2005 - BSc Natural Sciences, University of Durham

2006 - PGCE - Teacher Training, University of Leeds

2007 - Qualified secondary school teacher (Chemistry specialist)

2008 - MRes Nanomaterials, Imperial College London

2013 - PhD Thesis at the Network of Excellence for Functional Biomaterials (NFB), National University of Ireland Galway –under supervision of Prof. Abhay Pandit, and co-supervisors Dr. Wenxin Wang and Dr. Eilís Dowd. Thesis title was: “Gene Therapies for Parkinson's Disease: A Biomaterials Approach”
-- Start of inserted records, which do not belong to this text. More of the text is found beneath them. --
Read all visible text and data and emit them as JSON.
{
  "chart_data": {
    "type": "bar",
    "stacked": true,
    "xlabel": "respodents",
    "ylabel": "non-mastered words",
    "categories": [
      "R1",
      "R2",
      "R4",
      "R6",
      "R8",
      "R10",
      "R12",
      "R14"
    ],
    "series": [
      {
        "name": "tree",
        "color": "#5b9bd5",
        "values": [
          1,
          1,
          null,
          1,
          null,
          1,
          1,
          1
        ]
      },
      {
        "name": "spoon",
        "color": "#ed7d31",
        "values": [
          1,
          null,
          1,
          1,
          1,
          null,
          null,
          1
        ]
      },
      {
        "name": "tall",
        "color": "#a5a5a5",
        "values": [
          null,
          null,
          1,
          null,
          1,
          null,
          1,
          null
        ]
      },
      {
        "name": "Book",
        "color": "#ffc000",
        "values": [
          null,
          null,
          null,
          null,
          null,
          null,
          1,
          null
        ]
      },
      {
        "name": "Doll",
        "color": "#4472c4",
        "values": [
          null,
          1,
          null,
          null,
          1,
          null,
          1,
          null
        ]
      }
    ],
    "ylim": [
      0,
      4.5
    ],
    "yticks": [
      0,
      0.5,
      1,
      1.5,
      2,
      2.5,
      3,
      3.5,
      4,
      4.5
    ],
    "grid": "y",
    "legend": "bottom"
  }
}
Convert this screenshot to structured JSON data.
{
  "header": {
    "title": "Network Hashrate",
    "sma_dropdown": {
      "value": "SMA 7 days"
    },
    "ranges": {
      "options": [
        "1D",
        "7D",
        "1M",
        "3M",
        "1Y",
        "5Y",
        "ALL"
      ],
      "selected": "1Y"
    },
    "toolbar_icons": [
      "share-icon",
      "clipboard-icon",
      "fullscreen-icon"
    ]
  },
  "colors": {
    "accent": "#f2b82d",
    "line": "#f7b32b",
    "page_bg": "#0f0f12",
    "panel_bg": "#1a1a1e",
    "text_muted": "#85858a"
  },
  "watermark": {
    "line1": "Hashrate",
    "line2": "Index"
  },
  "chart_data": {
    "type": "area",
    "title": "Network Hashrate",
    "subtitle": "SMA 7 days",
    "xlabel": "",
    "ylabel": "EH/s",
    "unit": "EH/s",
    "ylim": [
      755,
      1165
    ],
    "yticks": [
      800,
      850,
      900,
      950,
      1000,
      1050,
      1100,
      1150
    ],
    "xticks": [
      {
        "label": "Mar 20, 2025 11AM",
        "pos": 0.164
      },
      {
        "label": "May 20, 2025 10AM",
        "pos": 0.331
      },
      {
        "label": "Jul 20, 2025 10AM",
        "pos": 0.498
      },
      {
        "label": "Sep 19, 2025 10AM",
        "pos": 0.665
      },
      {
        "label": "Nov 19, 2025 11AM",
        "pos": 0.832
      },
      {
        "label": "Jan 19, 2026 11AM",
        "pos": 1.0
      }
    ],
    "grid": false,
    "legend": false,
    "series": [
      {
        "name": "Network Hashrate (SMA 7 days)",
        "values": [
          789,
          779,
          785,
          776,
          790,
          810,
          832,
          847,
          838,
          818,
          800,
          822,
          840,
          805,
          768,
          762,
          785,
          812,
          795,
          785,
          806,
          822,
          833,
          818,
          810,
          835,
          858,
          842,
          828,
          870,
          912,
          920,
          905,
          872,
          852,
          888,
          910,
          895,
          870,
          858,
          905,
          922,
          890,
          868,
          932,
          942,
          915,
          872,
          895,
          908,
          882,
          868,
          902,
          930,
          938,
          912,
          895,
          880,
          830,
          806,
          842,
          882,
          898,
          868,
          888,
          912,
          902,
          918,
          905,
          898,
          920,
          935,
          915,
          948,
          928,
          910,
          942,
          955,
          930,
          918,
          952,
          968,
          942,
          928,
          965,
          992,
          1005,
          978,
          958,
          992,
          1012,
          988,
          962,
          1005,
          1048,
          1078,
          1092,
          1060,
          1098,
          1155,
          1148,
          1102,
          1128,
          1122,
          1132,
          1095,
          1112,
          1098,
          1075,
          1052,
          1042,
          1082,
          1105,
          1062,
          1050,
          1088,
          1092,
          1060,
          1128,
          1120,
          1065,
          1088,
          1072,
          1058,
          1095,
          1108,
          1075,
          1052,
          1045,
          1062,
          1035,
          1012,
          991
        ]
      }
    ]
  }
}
2013 - 2017 Awarded a Wellcome Trust Fellowship (Sir Henry Wellcome Postdoctoral Fellowship) through the School of Biosciences (Brain Repair Group - Prof. Anne Rosser as Mentor) where I worked predominantly at the Leibniz Institute of Polymer Research, Dresden.

In 2017 I joined the School of Pharmacy and Pharmaceutical Sciences as a Lecturer (teaching and research) where I am focussing on further developing biomaterials for applications in neuroscience research.

Honours and awards

2013 - 2017 Sir Henry Wellcome Postdoctoral Fellowship






Our group is focused on developing a range of materials for a variety of applications in neuroscience research. We use a variety of polymerization techniques to create materials from monomers or pre-polymer building blocks. The shape, composition and attributes of the materials can be varied by use of various templating techniques, emulsions and/or microfluidic devices. A large emphasis of our work is to introduce pores into hydrogel networks via a process called cryogelation: freezing the solution prior to crosslinking the network so that ice crystals cause pore formation. This work invariably involves collaborating with other research groups who are experts in their field of neuroscience. The goals of some of our projects are described below, but we are always interested in the using or tailoring our materials to answer other biological questions. A large focus of our work has been on trying to improve the survival of dopamine cells following cell transplantation to the parkinsonian brain. Parkinson’s disease is characterized by a loss of dopaminergic neurons, so successful replacement of these cells could potentially be one way to halt the progression of the disease. Unfortunately the majority of transplanted cells die during the grafting process, so we are developing microscale spherical cryogel scaffolds which we term microcarriers in order to investigate if pre-loading the cells to a supportive scaffold will improve their post-transplantation survival. A more recent research focus has been towards creating better ex-vivo brain slice models of multiple sclerosis. Current demyelination models via brain slice culture exhibit global demyelination (i.e. the entire brain slice is demyelinated). In contrast, the disease pathology typically shows areas or focal points of demyelination. We have synthesized scaffolds for a more focal delivery of detergents for creating focal demyelination in brain slice cultures in order to better mimic the disease pathology of multiple-sclerosis. Other research topics include creating microspheres for the delivery of anti-inflammatory cytokines to the brain and polymer nanotubes for local, sustained drug delivery of anti-cancer therapeutics.